例外的に、その地域がトレギエではなくサン=ブリユーの司教区に属していたゆえに分別されるゴエロの方言も、トレゴール方言の単なる一変種とみなされねばならない。それを区別する少数の特徴 (とりわけブレア島の非常に典型的な方言について) は、トレゴールで見られる傾向のあるアクセント以外あまり頻繁ではないからである。
トレゴール方言の特徴
トレゴール方言はほかのブルトン語の変種から以下の一連の特徴によって区別される:
音声
- 所有詞 hon (私たちの) および副詞 ken (……と同じくらい) の語末の -n は、r 化 (ロタシスム,rhotacisme) および l の前の l 化 (ラムダシスム,lambdacisme) の場合を除き、すべての子音の前で保たれる:hon ki (ほかの場合 hor c'hi), hon leue (ほかの場合 hol leue)。冠詞 an, un についてはほかと同様、歯音以外の子音の前では ar, ur になる;しかし al, ul の形は知られていない。
- 基礎的な前置詞 en (……に、の中に) の語末の -n もやはりこの形で保存されている (ほかの方言では e に短縮されている)。したがって冠詞との縮約はなく、er のかわりに en ar (または ’n ar) が用いられる。
- 語頭の h は非常に強い気息を保ち、同じ位置の c’h とはもはや本当には区別されない (例:had, heiz)。それゆえトレゴール方言では hag Herve ではなく ha Herve と言う。
- レオン方言とは対照的に、母音間または語末の z は一般的に発音されないことはコルヌアイユ方言・ヴァンヌ方言とも同様である:bezañ /bean/, gortoz /gorto/。(古い d に由来する。z と書かれる音素に関しては、ペルユンヴァン (1941 年に提案されたブルトン語正書法のひとつ) の noz, izel, kaoz 等々の z は発音される)
- w と書かれる音素は一般的に /w/ と発音される:war (……の上に) は /war/ であって、/var/ (レオン方言・コルヌアイユ方言) や /ar/ (ヴァンヌ方言) ではない。これは決して gue, gui の組における半子音 /ɥ/ の音価はとらない。トレゴール方言はウェールズ語やコーンウォール語と同じく、そしてレオン方言とは異なって、v < bh と w との区別を保っている:aval (リンゴ) < abhalo, awel (風) < auuelo (レオン方言ではそれぞれ aval, avel)。
- 複数語尾 -où は /o/ と発音される。
- 中期ブルトン語の古い ff に由来する語末鼻母音は非常によく保たれており、比較級 (koshañ) におけるよりも不定詞 (skrivañ) においてそうである;また i の後でも同様である (krediñ)。

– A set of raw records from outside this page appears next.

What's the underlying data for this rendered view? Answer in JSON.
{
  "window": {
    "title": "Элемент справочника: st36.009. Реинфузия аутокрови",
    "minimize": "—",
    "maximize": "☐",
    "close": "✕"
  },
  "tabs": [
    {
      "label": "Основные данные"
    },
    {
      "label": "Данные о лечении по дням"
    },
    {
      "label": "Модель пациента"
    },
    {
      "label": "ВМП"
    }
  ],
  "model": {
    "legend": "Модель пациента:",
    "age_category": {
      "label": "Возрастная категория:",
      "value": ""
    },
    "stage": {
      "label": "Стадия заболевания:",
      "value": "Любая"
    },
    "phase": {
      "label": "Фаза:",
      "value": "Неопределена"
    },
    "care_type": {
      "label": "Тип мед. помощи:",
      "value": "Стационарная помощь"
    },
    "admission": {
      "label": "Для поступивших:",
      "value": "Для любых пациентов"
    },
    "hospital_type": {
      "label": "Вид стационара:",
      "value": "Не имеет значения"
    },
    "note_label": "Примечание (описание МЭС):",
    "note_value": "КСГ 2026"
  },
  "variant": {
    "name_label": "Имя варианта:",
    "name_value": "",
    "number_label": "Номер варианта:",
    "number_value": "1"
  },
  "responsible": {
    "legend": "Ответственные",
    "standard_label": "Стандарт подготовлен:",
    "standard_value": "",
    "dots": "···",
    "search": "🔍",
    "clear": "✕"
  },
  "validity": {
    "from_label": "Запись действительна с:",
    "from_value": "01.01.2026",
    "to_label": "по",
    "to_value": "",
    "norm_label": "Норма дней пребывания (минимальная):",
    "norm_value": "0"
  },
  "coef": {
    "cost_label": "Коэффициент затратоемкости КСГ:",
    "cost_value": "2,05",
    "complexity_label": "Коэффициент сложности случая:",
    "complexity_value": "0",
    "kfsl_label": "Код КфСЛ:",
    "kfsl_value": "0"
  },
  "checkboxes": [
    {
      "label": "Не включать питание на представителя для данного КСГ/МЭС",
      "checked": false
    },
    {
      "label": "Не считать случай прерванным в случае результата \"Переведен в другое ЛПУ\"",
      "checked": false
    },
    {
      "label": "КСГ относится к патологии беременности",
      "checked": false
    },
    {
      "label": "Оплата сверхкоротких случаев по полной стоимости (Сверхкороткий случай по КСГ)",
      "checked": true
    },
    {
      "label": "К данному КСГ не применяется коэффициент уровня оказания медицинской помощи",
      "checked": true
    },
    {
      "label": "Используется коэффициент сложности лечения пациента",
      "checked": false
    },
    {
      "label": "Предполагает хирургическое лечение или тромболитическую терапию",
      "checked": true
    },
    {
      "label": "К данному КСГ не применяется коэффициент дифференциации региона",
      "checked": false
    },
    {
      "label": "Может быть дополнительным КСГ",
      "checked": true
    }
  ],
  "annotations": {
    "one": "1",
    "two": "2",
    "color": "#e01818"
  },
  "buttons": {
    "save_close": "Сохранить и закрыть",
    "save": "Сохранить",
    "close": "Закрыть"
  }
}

- 語頭の s- は /z/。sant /zãnt/。語頭の f- は非常に弱い /f/ である (しかし /v/ とはまったく異なる):forc'h。
- 語末の -v は、概してほかの方言では /o/ または /u/ のように母音化されるが、トレゴール方言では /w/ と調音される。さらにゴエロでは /f/ である:piv /pif/ (誰)、atav /ataf/ (いつも)。
- -ao-, -ae- は概して /ô/, /ê/ に短縮される。
形態と構文
- 未来時制の語尾が異なる。中期ブルトン語において未来は -homp, -het, -hont であった。トレゴール方言では h は f に変化した (-fomp, -fet, -font, ...)。(ヴァンヌ方言およびゴエロ方言の形 -ahomp, -ahet, -ahont と比較せよ;-a- の出現はリエゾンによっており、/e/ と発音される)
- have 動詞の 1 人称複数は hon eus から独自の形 meump に変化した。
- 前置詞 gant および da の語尾変化は、1・2 人称複数で特殊な形を示す:deomp, deoc'h, ganeomp, ganeoc'h から、dimp, dac'h, genimp, genac'h。
- d から z への軟音化 (lénition) は一般的に、ほかの方言でそれが規則であるようなときに起こらない (例:ar paotr a dañs);それでも重要な変化はある:Mab da Doue, ar c'hras a Zoue.
- 所有詞 hon の後では、トレゴール方言は習慣的に気息音化 (mutation spirante) を行う:レオン方言およびコルヌアイユ方言では hon ti、ヴァンヌ方言では hun ti と言うところ、トレゴール方言では hon zi と言う (ただしこの hon はむしろ om(p) のように発音される)。
- 動詞小辞 (préverbales) a と e の区別はしばしば無視され a が用いられる。母音の前では、これらの小辞は母音連続を避けるために気息音に変化する。それゆえ me a ya よりは me ac'h a (私は行く);Disul e yin または Disul ez in よりは Disul ec'h in (日曜日に私は行こう)。
- 母音の前で否定辞 ne は縮約をせず、nen または nan に変化する (cf. 聖イヴの有名な歌 “Nan eus ket e Breizh...” はしばしば崩れて “Nann, n’eus...” となっている)。
- 独立した目的語人称代名詞の使用は、前置詞 a の語尾変化形のためにもっぱら失われた:m'he c'har よりはむしろ me 'gar anezhi (発音は /ane.i/)。
脚注
- ^ Le Clerc, Louis (abbé), Grammaire bretonne du dialecte de Tréguier, Saint-Brieuc, 1908 (2e éd. 1911; réimpr.)